About me: "Our mission is to preserve the AIDS monument as an inspirational tool to educate the community about cultural denial, HIV/AIDS and to promote activism and healthy living".
Founded in 1993, The Wall Las Memorias Project is a non-profit HIV/AIDS organization located in northeast Los Angeles.
Over the past thirteen years, the campaign for the AIDS Monument, Las Memorias, has become a movement for awareness and education. In order to gather support of the community, The Wall Las Memorias Project developed innovating HIV/AIDS education and awareness programs serving all segments of the community. Funded by the County of Los Angeles, California Endowment and City of Los Angeles, the agency provides HIV/AIDS education and prevention services to Latino Men (Latino Men’s Group) and
communities of Faith (Project Faith).
We are proud of what our community has accomplished in building and maintaining this Monument but we need our community’s corporations and organizations to help us sustain this all-important Monument for future generations.
HIV Prevention Programs
Project Faith
The project assists churches in developing HIV/AIDS ministries and conducts trainings to clergy and faith
institution members.
Members of the evangelical, Catholic, Episcopal, Methodist and Presbyterian churches participate in the Los Angeles County HIV Faith Based Community Advisory Board.

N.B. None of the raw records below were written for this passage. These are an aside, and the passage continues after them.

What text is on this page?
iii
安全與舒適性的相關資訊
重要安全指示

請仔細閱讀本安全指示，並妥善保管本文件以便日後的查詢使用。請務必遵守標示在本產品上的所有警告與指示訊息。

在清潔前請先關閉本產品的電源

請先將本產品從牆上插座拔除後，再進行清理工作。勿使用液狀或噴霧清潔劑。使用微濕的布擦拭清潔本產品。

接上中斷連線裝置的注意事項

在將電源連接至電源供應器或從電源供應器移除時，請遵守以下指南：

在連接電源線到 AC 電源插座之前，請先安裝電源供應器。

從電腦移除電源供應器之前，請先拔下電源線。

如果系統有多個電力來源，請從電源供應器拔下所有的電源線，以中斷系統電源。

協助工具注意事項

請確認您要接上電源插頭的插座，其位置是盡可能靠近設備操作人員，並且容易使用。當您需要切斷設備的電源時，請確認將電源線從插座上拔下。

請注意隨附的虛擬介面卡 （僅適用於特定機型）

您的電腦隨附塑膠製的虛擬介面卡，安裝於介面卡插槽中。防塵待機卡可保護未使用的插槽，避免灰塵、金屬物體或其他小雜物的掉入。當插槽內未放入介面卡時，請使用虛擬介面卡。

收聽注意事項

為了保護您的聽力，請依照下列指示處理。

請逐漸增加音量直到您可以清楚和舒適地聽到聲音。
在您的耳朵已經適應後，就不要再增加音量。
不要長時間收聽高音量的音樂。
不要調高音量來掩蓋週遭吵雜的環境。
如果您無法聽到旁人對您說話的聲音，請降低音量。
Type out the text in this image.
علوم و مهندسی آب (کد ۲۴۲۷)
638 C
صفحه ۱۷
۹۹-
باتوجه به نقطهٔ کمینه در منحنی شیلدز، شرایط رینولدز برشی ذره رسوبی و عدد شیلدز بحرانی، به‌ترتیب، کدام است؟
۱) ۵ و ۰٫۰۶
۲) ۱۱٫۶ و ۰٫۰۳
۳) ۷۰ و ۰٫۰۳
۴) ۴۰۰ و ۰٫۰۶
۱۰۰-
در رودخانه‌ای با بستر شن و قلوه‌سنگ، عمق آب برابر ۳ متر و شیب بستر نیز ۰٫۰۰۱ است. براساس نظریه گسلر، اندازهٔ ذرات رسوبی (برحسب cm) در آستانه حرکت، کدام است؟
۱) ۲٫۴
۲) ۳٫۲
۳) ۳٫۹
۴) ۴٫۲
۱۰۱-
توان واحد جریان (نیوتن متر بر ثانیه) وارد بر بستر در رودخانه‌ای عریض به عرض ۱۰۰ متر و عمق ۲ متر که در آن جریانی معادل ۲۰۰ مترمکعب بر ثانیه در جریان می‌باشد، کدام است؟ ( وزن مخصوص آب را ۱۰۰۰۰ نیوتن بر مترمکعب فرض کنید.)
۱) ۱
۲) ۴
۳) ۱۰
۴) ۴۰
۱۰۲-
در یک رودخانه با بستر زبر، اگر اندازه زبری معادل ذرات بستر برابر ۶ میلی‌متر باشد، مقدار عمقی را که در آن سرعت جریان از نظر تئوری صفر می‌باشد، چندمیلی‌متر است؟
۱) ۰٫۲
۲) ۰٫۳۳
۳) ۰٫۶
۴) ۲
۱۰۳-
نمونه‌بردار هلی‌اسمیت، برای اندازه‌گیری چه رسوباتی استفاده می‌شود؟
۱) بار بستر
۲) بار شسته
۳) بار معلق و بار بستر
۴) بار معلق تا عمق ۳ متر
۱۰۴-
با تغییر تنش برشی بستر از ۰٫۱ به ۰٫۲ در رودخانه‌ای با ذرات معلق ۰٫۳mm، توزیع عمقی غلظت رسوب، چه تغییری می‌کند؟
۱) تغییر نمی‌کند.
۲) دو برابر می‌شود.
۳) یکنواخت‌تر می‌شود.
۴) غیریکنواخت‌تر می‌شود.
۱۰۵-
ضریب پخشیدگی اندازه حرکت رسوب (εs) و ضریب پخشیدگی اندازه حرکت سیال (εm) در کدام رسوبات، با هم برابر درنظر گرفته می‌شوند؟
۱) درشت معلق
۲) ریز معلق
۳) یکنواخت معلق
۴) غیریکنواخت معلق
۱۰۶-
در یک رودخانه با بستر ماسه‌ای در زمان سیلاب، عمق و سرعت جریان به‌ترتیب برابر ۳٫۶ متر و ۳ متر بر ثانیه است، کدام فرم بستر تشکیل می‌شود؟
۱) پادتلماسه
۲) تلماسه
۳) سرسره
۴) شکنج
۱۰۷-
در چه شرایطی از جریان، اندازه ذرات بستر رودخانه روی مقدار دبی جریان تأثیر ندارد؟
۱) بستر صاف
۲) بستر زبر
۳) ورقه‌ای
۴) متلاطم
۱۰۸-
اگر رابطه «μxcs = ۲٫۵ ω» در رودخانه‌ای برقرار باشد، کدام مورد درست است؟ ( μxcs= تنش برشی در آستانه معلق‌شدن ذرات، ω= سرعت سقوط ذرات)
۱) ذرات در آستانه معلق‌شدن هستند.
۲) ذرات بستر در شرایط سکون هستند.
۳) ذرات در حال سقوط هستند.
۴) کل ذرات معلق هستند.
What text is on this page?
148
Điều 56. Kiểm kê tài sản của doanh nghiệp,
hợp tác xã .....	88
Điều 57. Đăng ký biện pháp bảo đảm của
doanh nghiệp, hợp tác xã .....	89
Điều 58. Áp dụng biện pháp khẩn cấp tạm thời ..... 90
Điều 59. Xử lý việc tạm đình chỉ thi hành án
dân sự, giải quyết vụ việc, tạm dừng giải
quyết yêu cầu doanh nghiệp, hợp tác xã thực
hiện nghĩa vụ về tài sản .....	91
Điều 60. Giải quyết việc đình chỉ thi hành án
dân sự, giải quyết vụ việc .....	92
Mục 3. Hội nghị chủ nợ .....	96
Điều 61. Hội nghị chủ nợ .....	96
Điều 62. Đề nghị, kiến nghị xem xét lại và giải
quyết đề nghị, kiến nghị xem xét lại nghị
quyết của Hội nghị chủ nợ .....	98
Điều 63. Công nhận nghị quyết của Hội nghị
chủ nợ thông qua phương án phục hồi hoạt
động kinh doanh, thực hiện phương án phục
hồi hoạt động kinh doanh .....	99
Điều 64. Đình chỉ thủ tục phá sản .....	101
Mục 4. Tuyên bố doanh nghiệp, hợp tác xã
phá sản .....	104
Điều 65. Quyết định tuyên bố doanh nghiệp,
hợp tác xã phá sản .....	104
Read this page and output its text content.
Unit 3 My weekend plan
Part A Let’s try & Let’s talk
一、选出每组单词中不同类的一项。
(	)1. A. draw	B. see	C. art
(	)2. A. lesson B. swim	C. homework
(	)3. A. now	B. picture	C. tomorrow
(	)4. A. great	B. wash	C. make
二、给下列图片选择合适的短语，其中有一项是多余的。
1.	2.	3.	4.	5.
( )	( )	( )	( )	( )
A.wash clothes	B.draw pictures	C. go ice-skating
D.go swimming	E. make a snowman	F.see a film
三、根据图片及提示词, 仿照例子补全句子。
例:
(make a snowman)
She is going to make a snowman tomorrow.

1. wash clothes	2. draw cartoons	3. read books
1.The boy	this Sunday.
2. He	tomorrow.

Project Faith also provides HIV education/prevention to the Latino Faith Based institutions of Los Angeles County.
Latino Men’s Group
The Latino Men’s Group is an HIV prevention program that targets the highest at risk population in Los Angeles County. The organization conducts outreach and hosts men¹s discussion groups with topics that are culturally sensitive and appropriate. It hosts HIV testing and
referrals.
The philosophy of the organization is that HIV education and testing is not the answer to the epidemic but it is the building of self-identity and self-esteem of the client. The Wall Las Memorias Project has a great
reputation in creating change in the community by mobilizing community surrounding issues that affect the community. From supporting an AIDS hospice in Tijuana, helping increase community member participation in the local neighborhood councils to addressing social injustice, the organization has become the backbone of the community it its quest to helping improve the quality of life for all Angelinos.
AIDS Monument
To serve as a focal point and address the issues of
cultural silence in the community, the organization
constructed the first publicly funded AIDS monument in the nation. The monument received the financial support from the State of California, the city of Los Angeles and numerous corporations and foundations.
The monument is located at Lincoln Park in Northeast Los Angeles and contains painted murals depicting life with AIDS and has the names of many lost to the community from AIDS. It contains gardens and the arch of hope.